Continuing its long, and so far wholly unsuccessful, fight for ownership of many of Marvel's best-known characters, the tenacious Stan Lee Media has sued a Walt Disney Co. subsidiary, seeking to join a dispute about licensing Spider-Man for the stage.

In September, Disney Enterprises, Marvel and Cameron Mackintosh Ltd. sued Lancaster, Pennsylvania-based American Music Theatre, saying it violated copyrights and trademarks by using elements of Spider-Man, Mary Poppins and The Lion King in its musical revue Broadway: Now and Forever (Disney and Mackintosh jointly hold the copyright to the Mary Poppins stage production). The theater responded in November with the surprising claim that Disney doesn’t own Spider-Man. Instead, the counterclaim stated, the character belongs to Stan Lee Media, which licensed the rights to the American Music Theatre.

The theater also filed a third-party counterclaim against Stan Lee Media, conveniently opening the door for the failed dot-com in December to seek a declaratory judgment that it, and not Disney or Marvel, owns Spider-Man, Iron Man, the X-Men, Thor and other superheroes.

The history and players can get a little confusing, so let's break for a primer on Stan Lee Media, which hasn't had a connection to its namesake and co-founder in a long time: In 1998, Marvel CEO Isaac Perlmutter used the company’s bankruptcy to end the $1 million-a-year lifetime contract with Stan Lee, negating the writer’s assignment to the company of his rights to his co-creations. It also freed Lee to form Stan Lee Entertainment, which later merged with Stan Lee Media. That company in turned filed for Chapter 11 in February 2001. Shortly after SLM emerged from federal bankruptcy protection in 2006, its shareholders began a series of lawsuits — against Marvel, Lee, Disney and others — to assert the company’s stake in Lee’s Marvel co-creations.

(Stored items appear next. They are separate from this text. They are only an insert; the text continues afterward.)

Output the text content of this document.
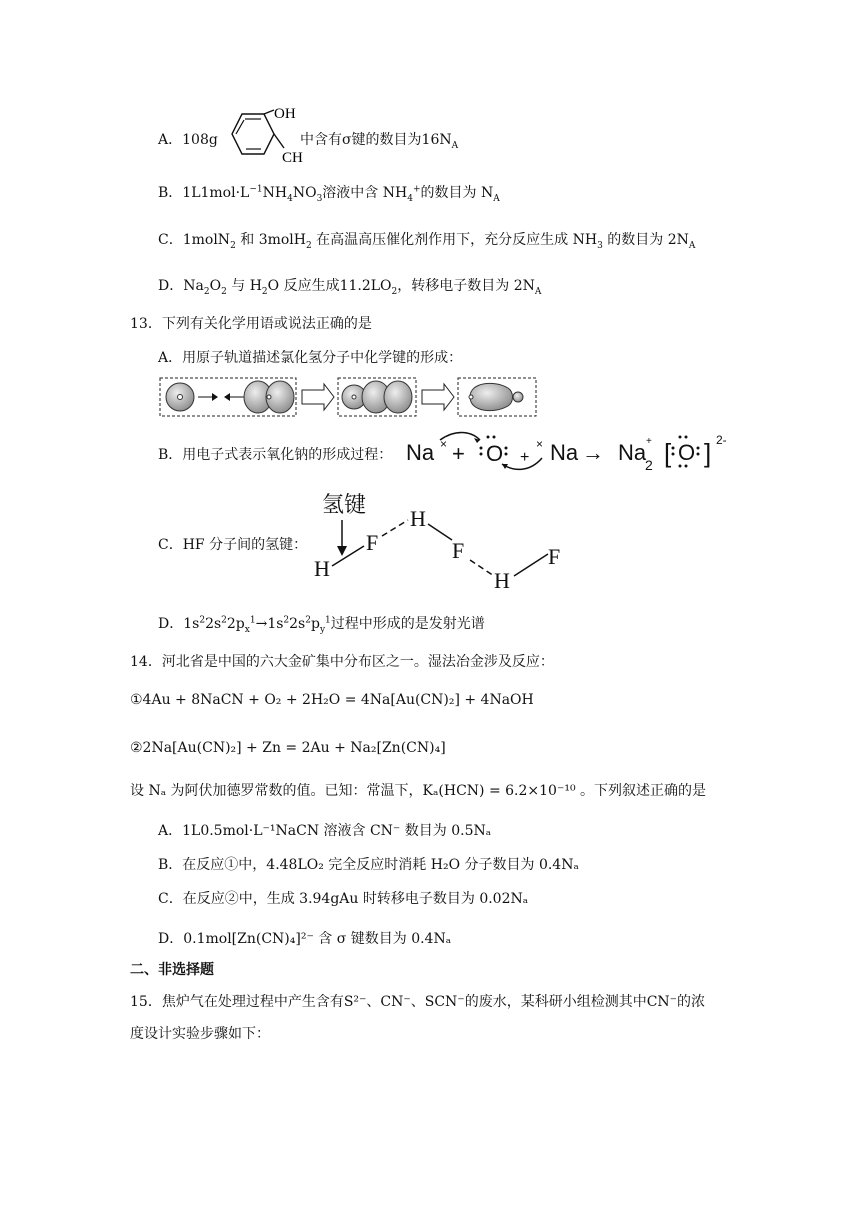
A．108g
OH
CH
中含有σ键的数目为$16N_A$
B．$1L1mol\cdot L^{-1}NH_4NO_3$溶液中含 $NH_4^+$的数目为 $N_A$
C．1molN$_2$ 和 3molH$_2$ 在高温高压催化剂作用下，充分反应生成 $NH_3$ 的数目为 $2N_A$
D．$Na_2O_2$ 与 $H_2O$ 反应生成$11.2LO_2$，转移电子数目为 $2N_A$
13．下列有关化学用语或说法正确的是
A．用原子轨道描述氯化氢分子中化学键的形成：
B．用电子式表示氧化钠的形成过程： Na × + O +
× Na → Na
2
+ [ O ] 2-
C．HF 分子间的氢键：
氢键
H
F
H
F
H
F
D．$1s^22s^22p_x^1\to 1s^22s^2p_y^1$过程中形成的是发射光谱
14．河北省是中国的六大金矿集中分布区之一。湿法冶金涉及反应：
①4Au + 8NaCN + O₂ + 2H₂O = 4Na[Au(CN)₂] + 4NaOH
②2Na[Au(CN)₂] + Zn = 2Au + Na₂[Zn(CN)₄]
设 Nₐ 为阿伏加德罗常数的值。已知：常温下，Kₐ(HCN) = 6.2×10⁻¹⁰ 。下列叙述正确的是
A．1L0.5mol·L⁻¹NaCN 溶液含 CN⁻ 数目为 0.5Nₐ
B．在反应①中，4.48LO₂ 完全反应时消耗 H₂O 分子数目为 0.4Nₐ
C．在反应②中，生成 3.94gAu 时转移电子数目为 0.02Nₐ
D．0.1mol[Zn(CN)₄]²⁻ 含 σ 键数目为 0.4Nₐ
二、非选择题
15．焦炉气在处理过程中产生含有S²⁻、CN⁻、SCN⁻的废水，某科研小组检测其中CN⁻的浓
度设计实验步骤如下：
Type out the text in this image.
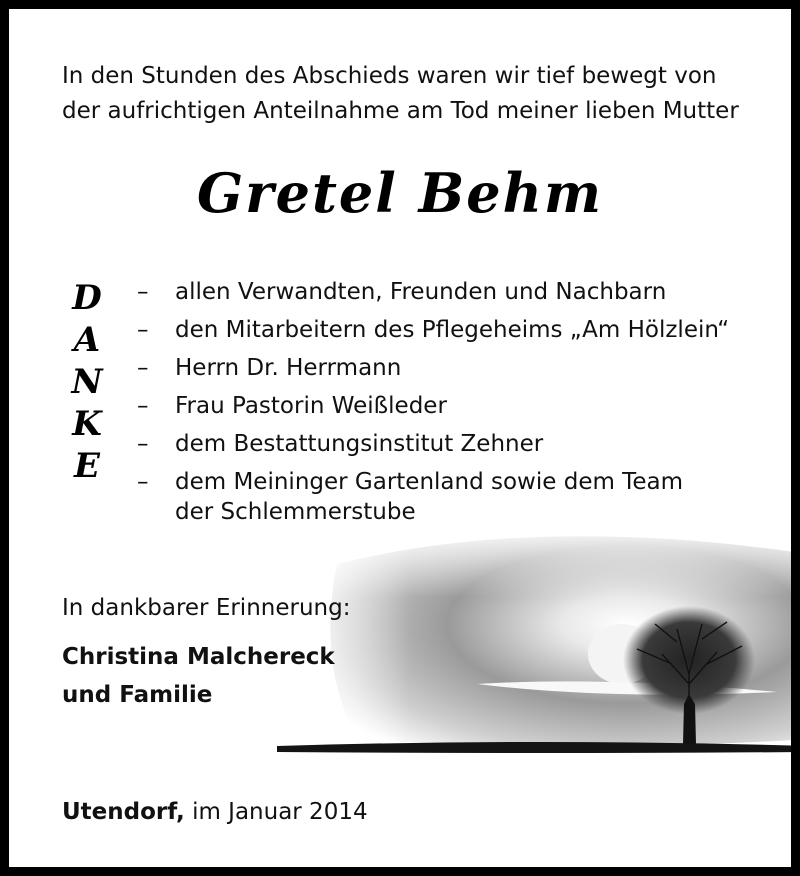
In den Stunden des Abschieds waren wir tief bewegt von
der aufrichtigen Anteilnahme am Tod meiner lieben Mutter
Gretel Behm
D
A
N
K
E
–	allen Verwandten, Freunden und Nachbarn
–	den Mitarbeitern des Pflegeheims „Am Hölzlein“
–	Herrn Dr. Herrmann
–	Frau Pastorin Weißleder
–	dem Bestattungsinstitut Zehner
–	dem Meininger Gartenland sowie dem Team
der Schlemmerstube
In dankbarer Erinnerung:
Christina Malchereck
und Familie
Utendorf, im Januar 2014
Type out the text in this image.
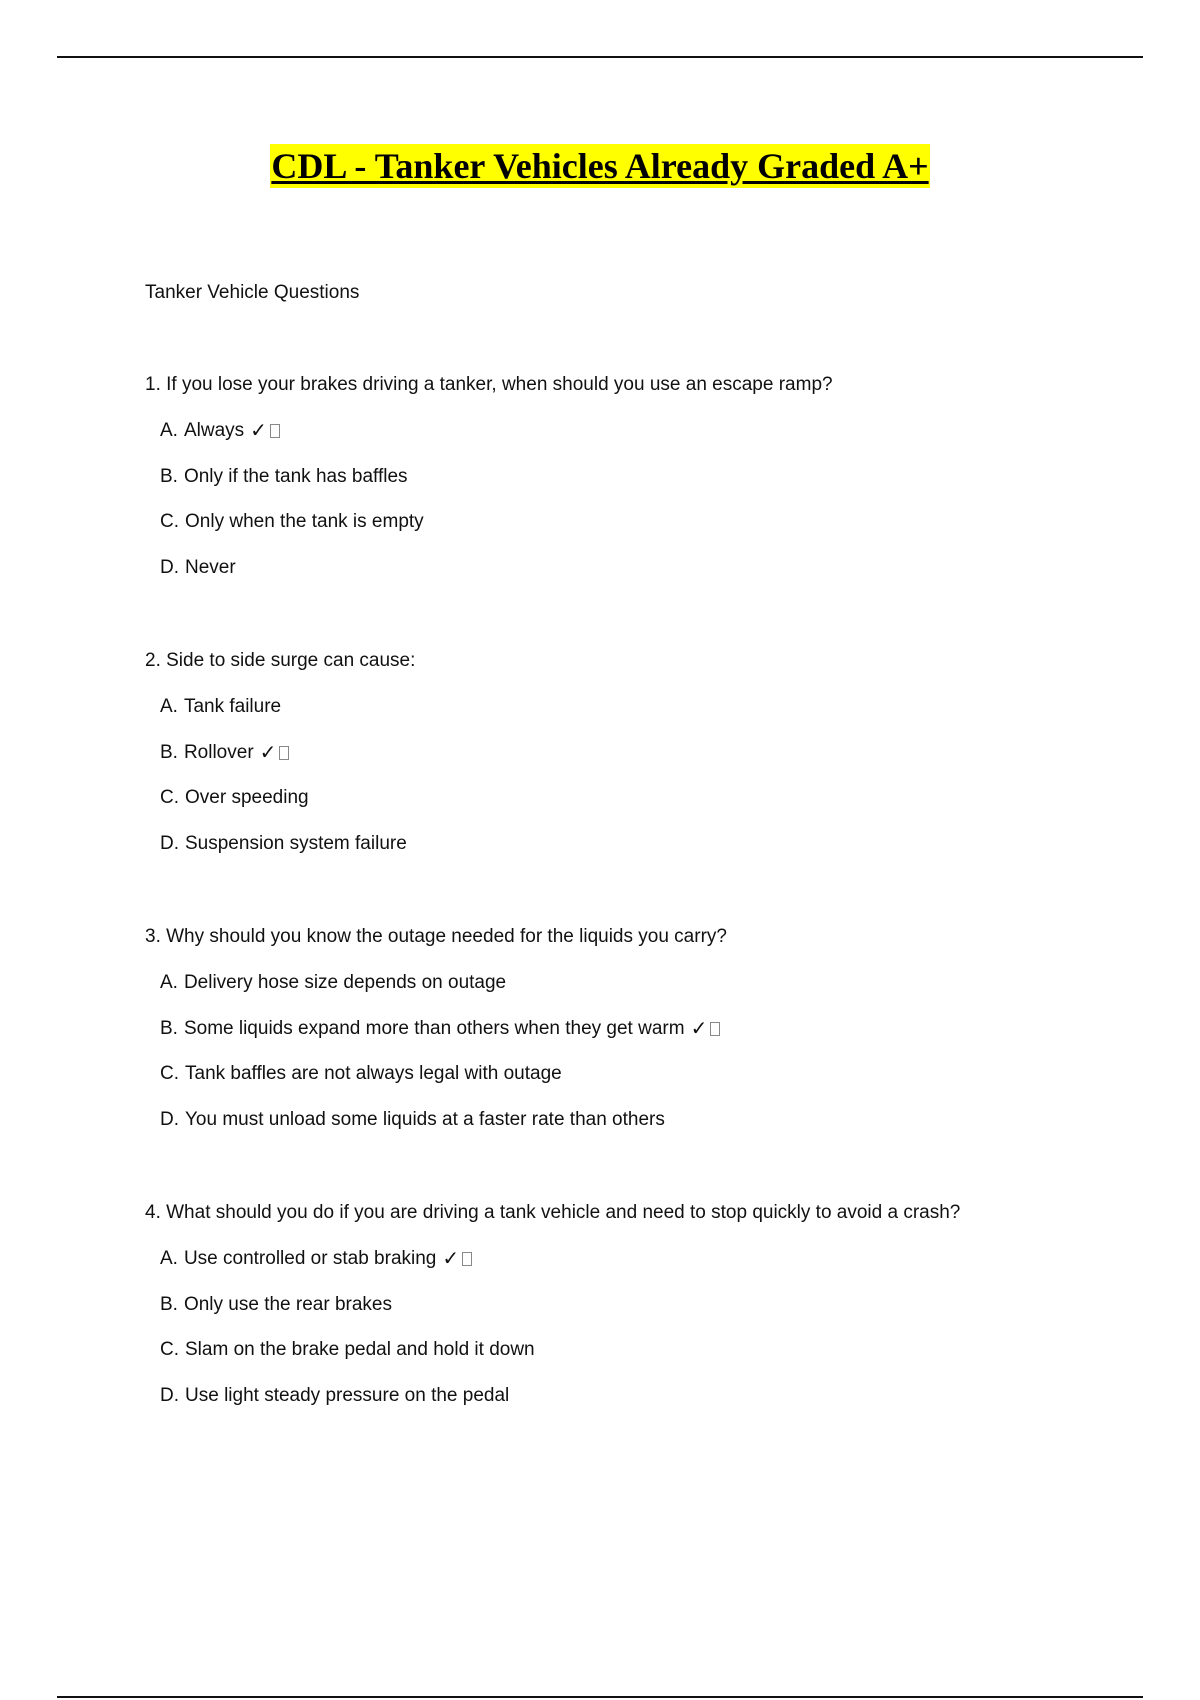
CDL - Tanker Vehicles Already Graded A+
Tanker Vehicle Questions
1. If you lose your brakes driving a tanker, when should you use an escape ramp?
A. Always ✓
B. Only if the tank has baffles
C. Only when the tank is empty
D. Never
2. Side to side surge can cause:
A. Tank failure
B. Rollover ✓
C. Over speeding
D. Suspension system failure
3. Why should you know the outage needed for the liquids you carry?
A. Delivery hose size depends on outage
B. Some liquids expand more than others when they get warm ✓
C. Tank baffles are not always legal with outage
D. You must unload some liquids at a faster rate than others
4. What should you do if you are driving a tank vehicle and need to stop quickly to avoid a crash?
A. Use controlled or stab braking ✓
B. Only use the rear brakes
C. Slam on the brake pedal and hold it down
D. Use light steady pressure on the pedal
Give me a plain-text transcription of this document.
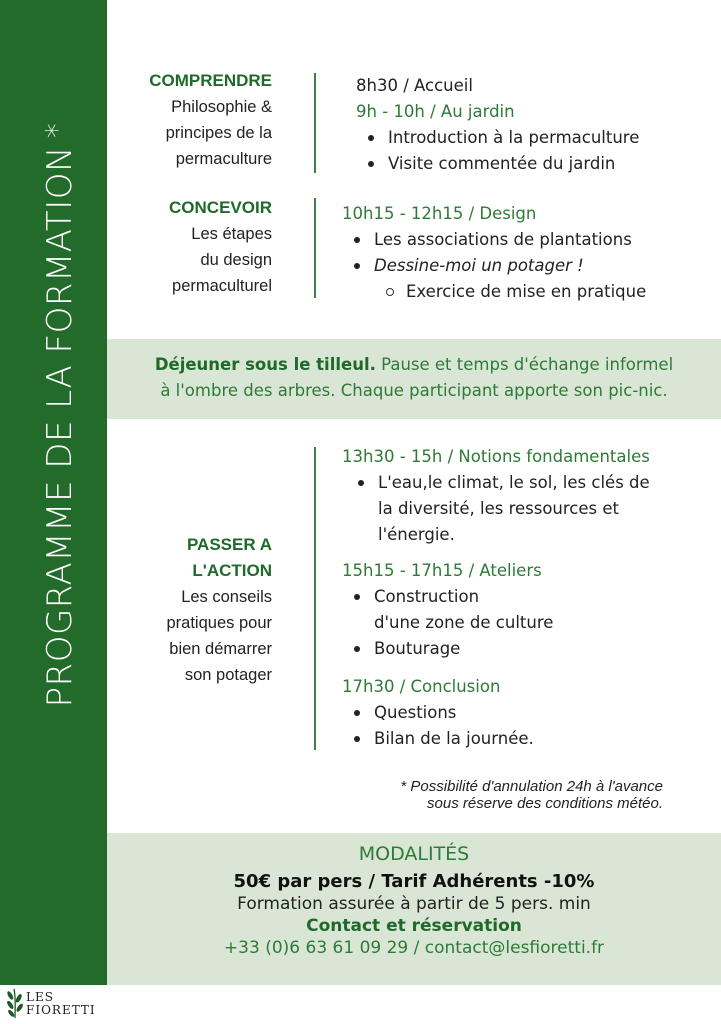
PROGRAMME DE LA FORMATION*
COMPRENDRE
Philosophie &
principes de la
permaculture
8h30 / Accueil
9h - 10h / Au jardin
Introduction à la permaculture
Visite commentée du jardin
CONCEVOIR
Les étapes
du design
permaculturel
10h15 - 12h15 / Design
Les associations de plantations
Dessine-moi un potager !
Exercice de mise en pratique
Déjeuner sous le tilleul. Pause et temps d'échange informel
à l'ombre des arbres. Chaque participant apporte son pic-nic.
PASSER A
L'ACTION
Les conseils
pratiques pour
bien démarrer
son potager
13h30 - 15h / Notions fondamentales
L'eau,le climat, le sol, les clés de
la diversité, les ressources et
l'énergie.
15h15 - 17h15 / Ateliers
Construction
d'une zone de culture
Bouturage
17h30 / Conclusion
Questions
Bilan de la journée.
* Possibilité d'annulation 24h à l'avance
sous réserve des conditions météo.
MODALITÉS
50€ par pers / Tarif Adhérents -10%
Formation assurée à partir de 5 pers. min
Contact et réservation
+33 (0)6 63 61 09 29 / contact@lesfioretti.fr
LES
FIORETTI
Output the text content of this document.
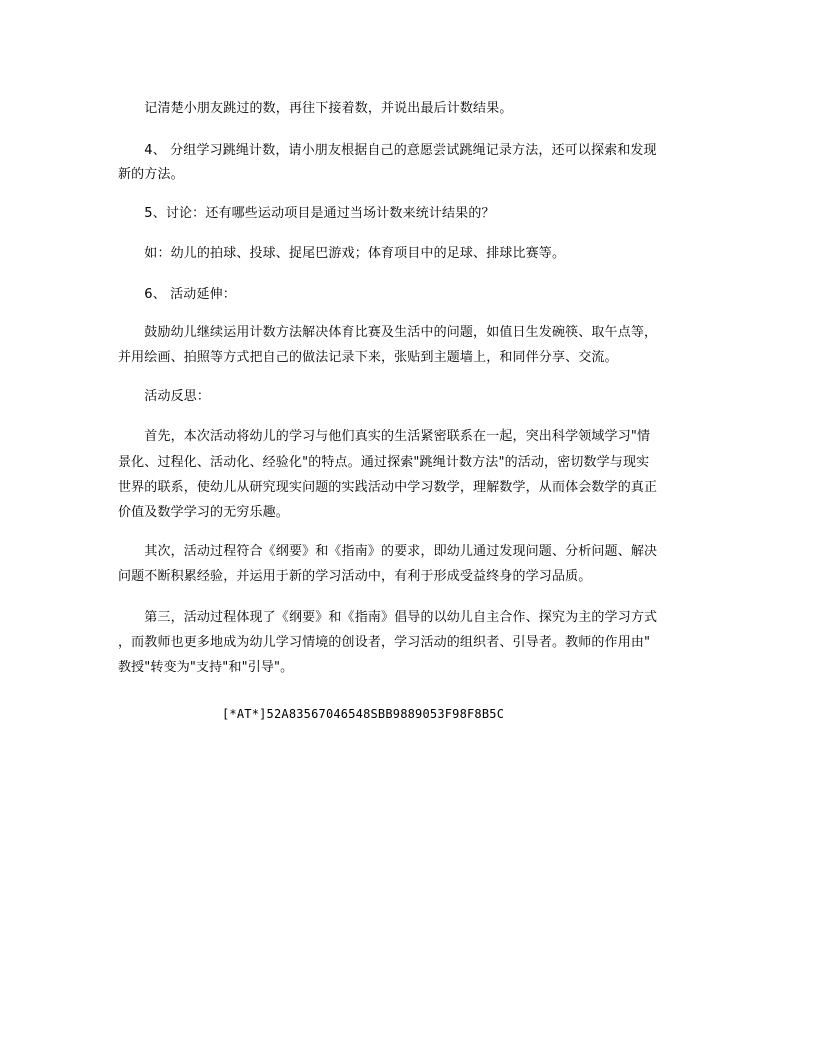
　　记清楚小朋友跳过的数，再往下接着数，并说出最后计数结果。
　　4、 分组学习跳绳计数，请小朋友根据自己的意愿尝试跳绳记录方法，还可以探索和发现
新的方法。
　　5、讨论：还有哪些运动项目是通过当场计数来统计结果的？
　　如：幼儿的拍球、投球、捉尾巴游戏；体育项目中的足球、排球比赛等。
　　6、 活动延伸：
　　鼓励幼儿继续运用计数方法解决体育比赛及生活中的问题，如值日生发碗筷、取午点等，
并用绘画、拍照等方式把自己的做法记录下来，张贴到主题墙上，和同伴分享、交流。
　　活动反思：
　　首先，本次活动将幼儿的学习与他们真实的生活紧密联系在一起，突出科学领域学习"情
景化、过程化、活动化、经验化"的特点。通过探索"跳绳计数方法"的活动，密切数学与现实
世界的联系，使幼儿从研究现实问题的实践活动中学习数学，理解数学，从而体会数学的真正
价值及数学学习的无穷乐趣。
　　其次，活动过程符合《纲要》和《指南》的要求，即幼儿通过发现问题、分析问题、解决
问题不断积累经验，并运用于新的学习活动中，有利于形成受益终身的学习品质。
　　第三，活动过程体现了《纲要》和《指南》倡导的以幼儿自主合作、探究为主的学习方式
，而教师也更多地成为幼儿学习情境的创设者，学习活动的组织者、引导者。教师的作用由"
教授"转变为"支持"和"引导"。
[*AT*]52A83567046548SBB9889053F98F8B5C
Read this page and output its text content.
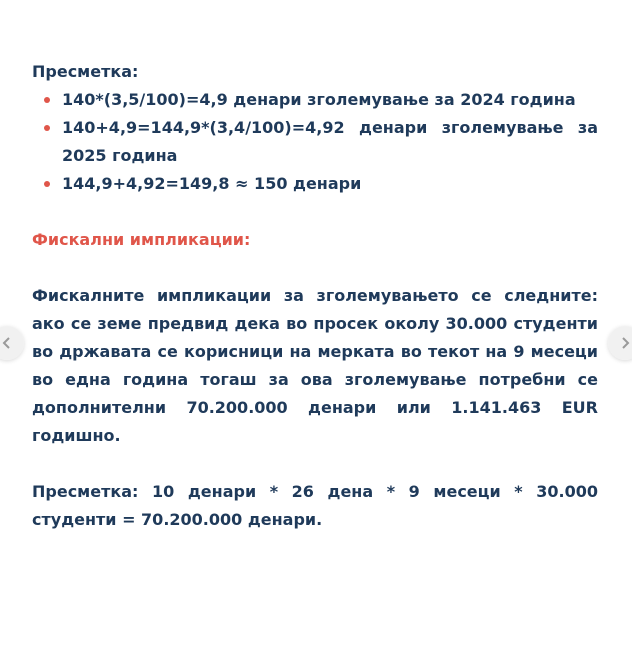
Пресметка:

140*(3,5/100)=4,9 денари зголемување за 2024 година
140+4,9=144,9*(3,4/100)=4,92 денари зголемување за 2025 година
144,9+4,92=149,8 ≈ 150 денари
Фискални импликации:
Фискалните импликации за зголемувањето се следните: ако се земе предвид дека во просек околу 30.000 студенти во државата се корисници на мерката во текот на 9 месеци во една година тогаш за ова зголемување потребни се дополнителни 70.200.000 денари или 1.141.463 EUR годишно.
Пресметка: 10 денари * 26 дена * 9 месеци * 30.000 студенти = 70.200.000 денари.
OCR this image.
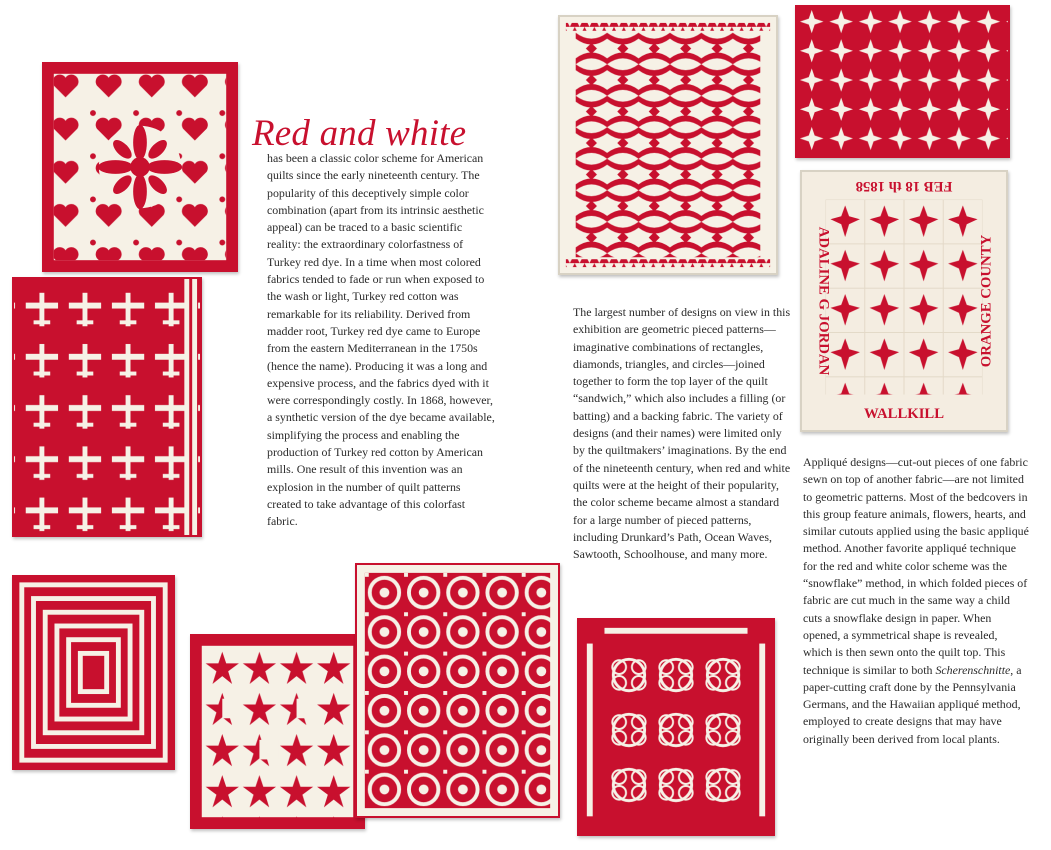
FEB 18 th 1858
WALLKILL
ADALINE G JORDAN	ORANGE COUNTY
Red and white

has been a classic color scheme for American quilts since the early nineteenth century. The popularity of this deceptively simple color combination (apart from its intrinsic aesthetic appeal) can be traced to a basic scientific reality: the extraordinary colorfastness of Turkey red dye. In a time when most colored fabrics tended to fade or run when exposed to the wash or light, Turkey red cotton was remarkable for its reliability. Derived from madder root, Turkey red dye came to Europe from the eastern Mediterranean in the 1750s (hence the name). Producing it was a long and expensive process, and the fabrics dyed with it were correspondingly costly. In 1868, however, a synthetic version of the dye became available, simplifying the process and enabling the production of Turkey red cotton by American mills. One result of this invention was an explosion in the number of quilt patterns created to take advantage of this colorfast fabric.

The largest number of designs on view in this exhibition are geometric pieced patterns—imaginative combinations of rectangles, diamonds, triangles, and circles—joined together to form the top layer of the quilt “sandwich,” which also includes a filling (or batting) and a backing fabric. The variety of designs (and their names) were limited only by the quiltmakers’ imaginations. By the end of the nineteenth century, when red and white quilts were at the height of their popularity, the color scheme became almost a standard for a large number of pieced patterns, including Drunkard’s Path, Ocean Waves, Sawtooth, Schoolhouse, and many more.

Appliqué designs—cut-out pieces of one fabric sewn on top of another fabric—are not limited to geometric patterns. Most of the bedcovers in this group feature animals, flowers, hearts, and similar cutouts applied using the basic appliqué method. Another favorite appliqué technique for the red and white color scheme was the “snowflake” method, in which folded pieces of fabric are cut much in the same way a child cuts a snowflake design in paper. When opened, a symmetrical shape is revealed, which is then sewn onto the quilt top. This technique is similar to both Scherenschnitte, a paper-cutting craft done by the Pennsylvania Germans, and the Hawaiian appliqué method, employed to create designs that may have originally been derived from local plants.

All of the lawsuits filed by SLM’s shareholders hinge on a sequence of events that took place between August 1998, when Marvel terminated Lee’s employment, and November 1998, when Lee entered into a new agreement with the House of Ideas and signed over his likeness, and any claims to the characters. Stan Lee Media has long insisted that on Oct. 15, 1998, Lee transferred to that company the rights to his creations and his likeness. SLM asserted in a 2012 lawsuit that neither Marvel nor Disney, which bought the comic company in 2009, ever registered Lee’s November 1998 agreement with the U.S. Copyright Office. Therefore, the plaintiffs argue, they actually own the Marvel characters.

That assertion forms the backbone of the latest complaint against Disney Enterprises, in which SLM asserts that its ownership of the Spider-Man copyrights and trademarks "are at issue in this case and may be determined by its outcome." The shareholders insist that none of the previous rulings over the past decade -- and there have been many -- has directly addressed the merits of their ownership claims.

Requesting a jury trial, Stan Lee Media seeks a declaration that it owns the copyrights to Spider-Man -- and, presumably, by extension, those to the other Marvel characters Lee co-created.